Phool Makhana Curry - Lotus Seeds Gravy

Phool Makhana Curry recipe or Lotus seeds gravy with step by step photos.
Prep Time5 mins
Cook Time25 mins
Total Time30 mins
Course: Side Dish
Cuisine: Indian
Servings: 4
Author: Radhika

Ingredients

  • Phool Makhana or lotus seeds - 1 cup
  • Peas - 1/2 cup
  • Onion - 1
  • Tomato Puree - 1 cup
  • Red chili powder - 2 tsp
  • Coriander powder - 1 tbsp
  • Turmeric powder - 1/2 tsp
  • Garam Masala powder - 1 tsp
  • Cumin seeds - 1/4 tsp
  • Oil - 2 tbsp
  • Salt - to taste
  • Coriander leaves - for garnish

For the paste:

  • Onion - 1 large
  • Garlic - 5
  • Ginger - 1 inch piece
  • Poppy seeds - 1 tsp
  • Cashew nuts - 5
  • Oil - 1 tsp

Instructions

For the paste:

  • Heat a pan with oil. Add sliced onions and saute till translucent.
  • Add chopped ginger, garlic and saute till it changes color slightly.
  • Take the pan off the stove, add poppy seeds, cashews and saute in the heat of the pan itself. Let it cool down completely.
  • Transfer to a mixie jar and adding little water, grind to a smooth paste. Set aside.

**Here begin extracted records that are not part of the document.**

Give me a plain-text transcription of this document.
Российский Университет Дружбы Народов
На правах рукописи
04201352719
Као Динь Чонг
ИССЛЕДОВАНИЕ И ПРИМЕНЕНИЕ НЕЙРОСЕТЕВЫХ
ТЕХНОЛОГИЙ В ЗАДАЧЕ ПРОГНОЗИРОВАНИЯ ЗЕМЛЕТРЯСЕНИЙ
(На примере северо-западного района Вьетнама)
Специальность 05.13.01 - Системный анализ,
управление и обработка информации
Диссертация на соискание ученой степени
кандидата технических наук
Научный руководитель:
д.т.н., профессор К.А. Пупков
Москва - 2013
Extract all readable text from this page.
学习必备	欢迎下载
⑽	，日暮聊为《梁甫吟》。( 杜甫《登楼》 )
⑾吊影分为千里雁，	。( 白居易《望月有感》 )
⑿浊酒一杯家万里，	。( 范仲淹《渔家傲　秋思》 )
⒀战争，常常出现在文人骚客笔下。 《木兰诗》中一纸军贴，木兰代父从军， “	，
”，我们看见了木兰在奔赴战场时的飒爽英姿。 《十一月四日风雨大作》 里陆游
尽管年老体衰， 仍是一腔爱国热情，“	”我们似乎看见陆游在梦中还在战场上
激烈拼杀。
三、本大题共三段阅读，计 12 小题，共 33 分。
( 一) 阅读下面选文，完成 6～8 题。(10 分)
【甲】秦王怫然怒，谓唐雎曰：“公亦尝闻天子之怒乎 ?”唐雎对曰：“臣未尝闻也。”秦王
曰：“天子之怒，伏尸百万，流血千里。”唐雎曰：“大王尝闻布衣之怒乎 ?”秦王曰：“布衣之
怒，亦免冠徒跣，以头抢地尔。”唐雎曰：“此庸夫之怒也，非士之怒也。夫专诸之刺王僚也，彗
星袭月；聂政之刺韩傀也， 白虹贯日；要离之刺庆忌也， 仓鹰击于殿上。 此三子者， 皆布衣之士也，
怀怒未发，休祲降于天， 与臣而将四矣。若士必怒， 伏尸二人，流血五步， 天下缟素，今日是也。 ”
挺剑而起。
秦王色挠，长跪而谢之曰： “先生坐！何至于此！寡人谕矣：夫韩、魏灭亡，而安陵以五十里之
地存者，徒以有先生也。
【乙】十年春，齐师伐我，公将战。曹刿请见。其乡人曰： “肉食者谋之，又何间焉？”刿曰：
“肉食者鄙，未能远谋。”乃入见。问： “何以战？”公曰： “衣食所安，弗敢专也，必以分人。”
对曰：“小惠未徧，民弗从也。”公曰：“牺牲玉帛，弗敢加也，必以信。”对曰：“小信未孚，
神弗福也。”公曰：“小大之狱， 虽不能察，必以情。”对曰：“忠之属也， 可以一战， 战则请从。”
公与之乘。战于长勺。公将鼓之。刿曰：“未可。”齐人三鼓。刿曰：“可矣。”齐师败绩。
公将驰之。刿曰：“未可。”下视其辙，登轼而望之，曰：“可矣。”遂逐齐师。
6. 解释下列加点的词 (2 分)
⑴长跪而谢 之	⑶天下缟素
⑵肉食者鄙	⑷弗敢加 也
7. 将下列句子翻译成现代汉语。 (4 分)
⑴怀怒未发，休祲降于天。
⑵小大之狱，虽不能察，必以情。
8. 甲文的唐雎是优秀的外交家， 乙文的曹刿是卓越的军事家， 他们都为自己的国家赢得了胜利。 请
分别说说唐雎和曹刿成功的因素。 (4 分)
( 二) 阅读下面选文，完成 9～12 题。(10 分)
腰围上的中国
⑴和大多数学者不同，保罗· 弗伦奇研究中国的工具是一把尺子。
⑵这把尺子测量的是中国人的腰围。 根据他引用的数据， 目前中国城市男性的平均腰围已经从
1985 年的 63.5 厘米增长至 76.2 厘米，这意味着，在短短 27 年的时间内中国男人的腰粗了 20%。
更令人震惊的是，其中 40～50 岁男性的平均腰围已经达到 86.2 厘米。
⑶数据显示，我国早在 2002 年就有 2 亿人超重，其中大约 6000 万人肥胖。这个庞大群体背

To make Phool Makhana Curry:

  • Heat a pan and when it gets warm, add phool makhana (lotus seeds) and roast over low flame till it gets crunchy. Transfer to a plate and keep aside.
  • Add oil to the pan and when it gets warm, add cumin seeds and let it sizzle.
  • Add finely chopped onions and saute till it turns pink.
  • Add ground onion paste, mix well and cook for 2 mins over low flame.
  • Add tomato puree, red chili powder, coriander powder, turmeric powder and mix well.
  • Cover the pan with a lid and cook over low flame for 4-5 mins till the oil separates.
  • Add fresh peas, salt, 1/2 cup water, mix well, close with a lid and let it simmer for another 3-4 mins.
  • Add roasted phool makhana, simmer for a minute and switch off the stove.
  • The phool makhana will absorb the water and the gravy will thicken as it cools down.
  • So if you are going to cook this phool makhana curry ahead, add it just before reheating and serve.
  • Garnish with coriander leaves and serve hot with chapathis and pulaos.